L’ensemble des seize œuvres de la donation rend compte du parcours de Kijno. Quinze tableaux et une bannière embrassent les années 1963-2005. Panorama des techniques employées : le froissage (qui l’a rendu célèbre), la projection glycéro-phtallique (qu'il fut le premier à utiliser sur les tableaux), le mélange des techniques... On y voit aussi façon de travailler par séries : le cycle Retour de Chine (avec les séries des Bouddhas, des Architectures, des Pierres, des Ombres, des Cavaliers de lumière et des Cavaliers éclaboussés), né d’un voyage fait en Chine au printemps 1983 avec son ami le peintre Chu Teh-Chun, est particulièrement – et magnifiquement – représenté dans cette donation.


Tout un vocabulaire plastique qui est la patte de Kijno : le graphisme nerveux des Hommages, cette concentration de formes et de forces vers le signe ou l’effigie, comme l'écrit Raoul-Jean Moulin, les formes arrondies ou ovoïdes (depuis les Galets d’Antibes, ou les papiers froissés).
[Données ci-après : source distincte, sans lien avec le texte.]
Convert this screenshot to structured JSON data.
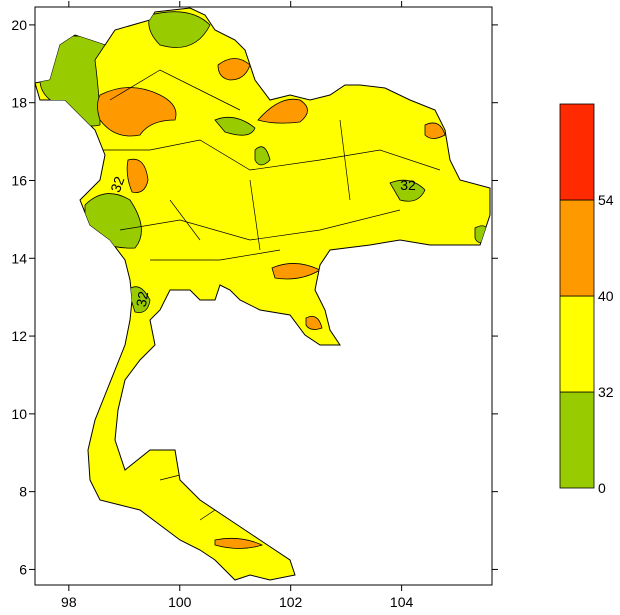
{
  "map": {
    "xlim": [
      97.39,
      105.63
    ],
    "ylim": [
      5.6,
      20.46
    ],
    "xticks": [
      98,
      100,
      102,
      104
    ],
    "yticks": [
      6,
      8,
      10,
      12,
      14,
      16,
      18,
      20
    ],
    "colorbar": {
      "levels": [
        0,
        32,
        40,
        54
      ],
      "colors": [
        "#99cc00",
        "#ffff00",
        "#ff9900",
        "#ff2a00"
      ]
    },
    "contour_labels": [
      "32",
      "32",
      "32"
    ]
  }
}
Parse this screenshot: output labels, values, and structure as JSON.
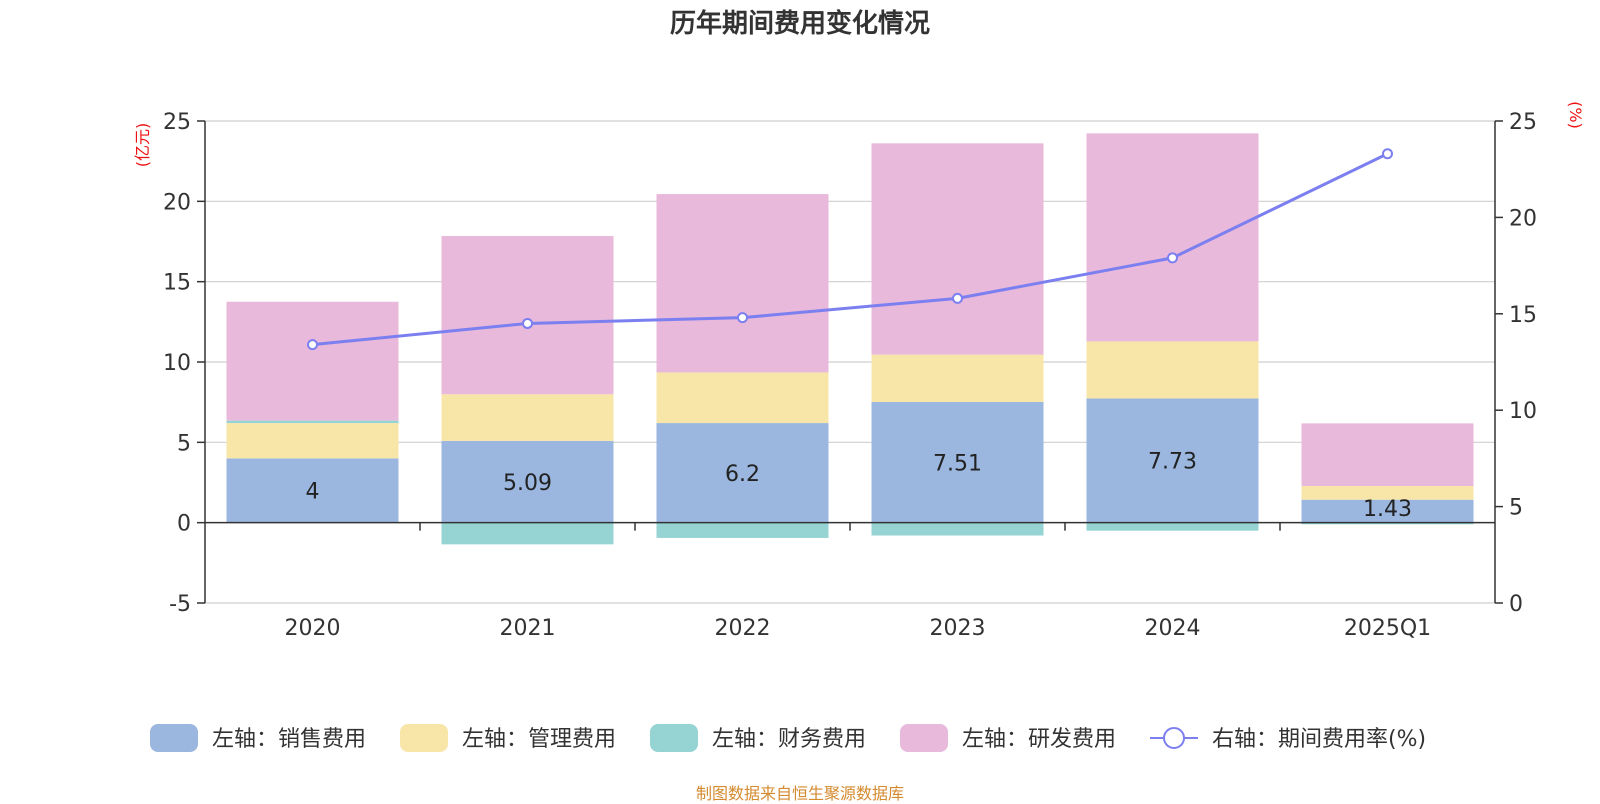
{
  "chart_data": {
    "type": "bar",
    "stacked": true,
    "title": "历年期间费用变化情况",
    "categories": [
      "2020",
      "2021",
      "2022",
      "2023",
      "2024",
      "2025Q1"
    ],
    "left_axis": {
      "unit": "(亿元)",
      "ylim": [
        -5,
        25
      ],
      "ticks": [
        25,
        20,
        15,
        10,
        5,
        0,
        -5
      ]
    },
    "right_axis": {
      "unit": "(%)",
      "ylim": [
        0,
        25
      ],
      "ticks": [
        25,
        20,
        15,
        10,
        5,
        0
      ]
    },
    "series": [
      {
        "name": "左轴：销售费用",
        "axis": "left",
        "color": "#9bb7e0",
        "values": [
          4.0,
          5.09,
          6.2,
          7.51,
          7.73,
          1.43
        ],
        "labels": [
          "4",
          "5.09",
          "6.2",
          "7.51",
          "7.73",
          "1.43"
        ]
      },
      {
        "name": "左轴：管理费用",
        "axis": "left",
        "color": "#f8e6a8",
        "values": [
          2.2,
          2.9,
          3.15,
          2.95,
          3.55,
          0.85
        ]
      },
      {
        "name": "左轴：财务费用",
        "axis": "left",
        "color": "#96d4d4",
        "values": [
          0.15,
          -1.35,
          -0.95,
          -0.8,
          -0.5,
          -0.1
        ]
      },
      {
        "name": "左轴：研发费用",
        "axis": "left",
        "color": "#e8b9da",
        "values": [
          7.4,
          9.85,
          11.1,
          13.15,
          12.95,
          3.9
        ]
      },
      {
        "name": "右轴：期间费用率(%)",
        "axis": "right",
        "type": "line",
        "color": "#7b7ff0",
        "values": [
          13.4,
          14.5,
          14.8,
          15.8,
          17.9,
          23.3
        ]
      }
    ],
    "legend_position": "bottom"
  },
  "footer": {
    "source": "制图数据来自恒生聚源数据库"
  }
}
On peut alors suivre à travers ces œuvres l’attention dont a toujours fait preuve Kijno à l'égard des autres civilisations et des autres cultures, sa spéléologie mentale qui lui permet d'explorer la Chine, le Japon (avec Zen choc), le jazz, la poésie, l’Histoire et d'extraire de ces territoires leur essence...
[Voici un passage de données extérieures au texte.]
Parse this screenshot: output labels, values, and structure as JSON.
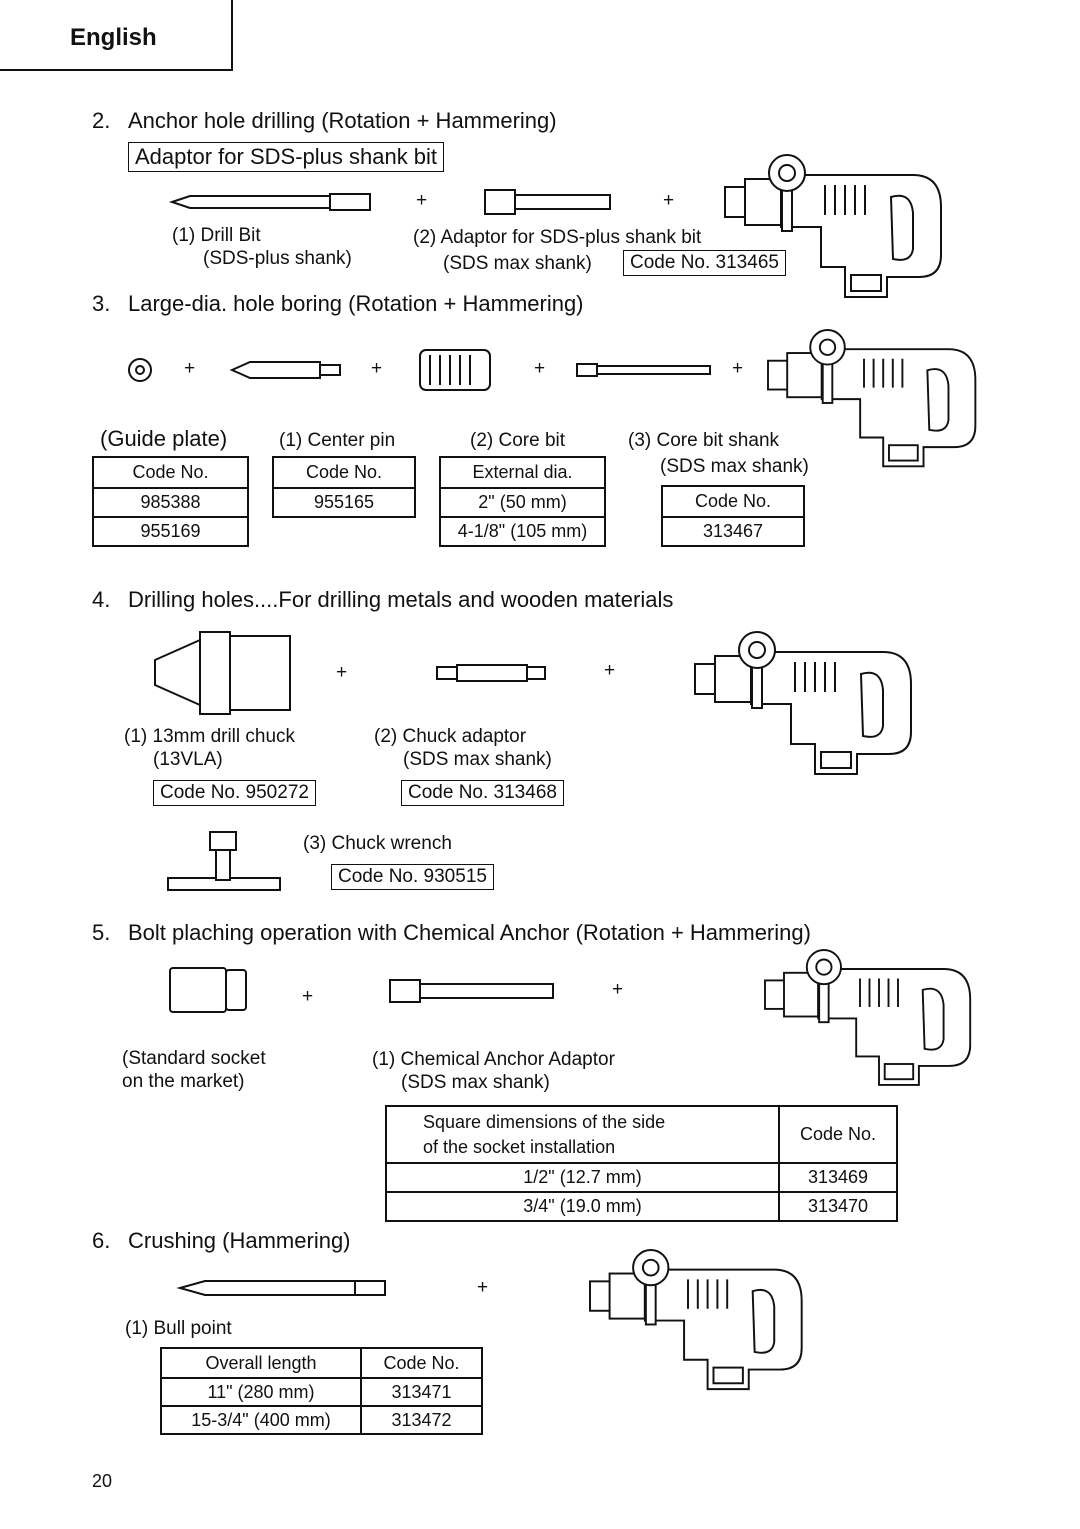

Cette donation, conclut Lucien Wasselin, révèle la volonté de Kijno d'aller vers les assises du monde comme disait Cézanne : un monde qu'il nous permet d'habiter avec lucidité, intelligence et sensibilité ; et poétiquement avec Rimbaud, le sublime poète de la Lettre du voyant...


Annabelle Hautecontre


(1) Musée National d'Art moderne / Centre Beaubourg ; musée National d'Art moderne de la ville de Paris ; musée Picasso d'Antibes ; musée des Beaux Arts de Lille ; musée du Havre ; musée de Dunkerque ; musée de Marseille ; Fondation Maeght.
Mais aussi dans les musées des Beaux Arts d'Alger, de Dresde, de Santiago du Chili, de Pékin, de Caserte, de Tahiti...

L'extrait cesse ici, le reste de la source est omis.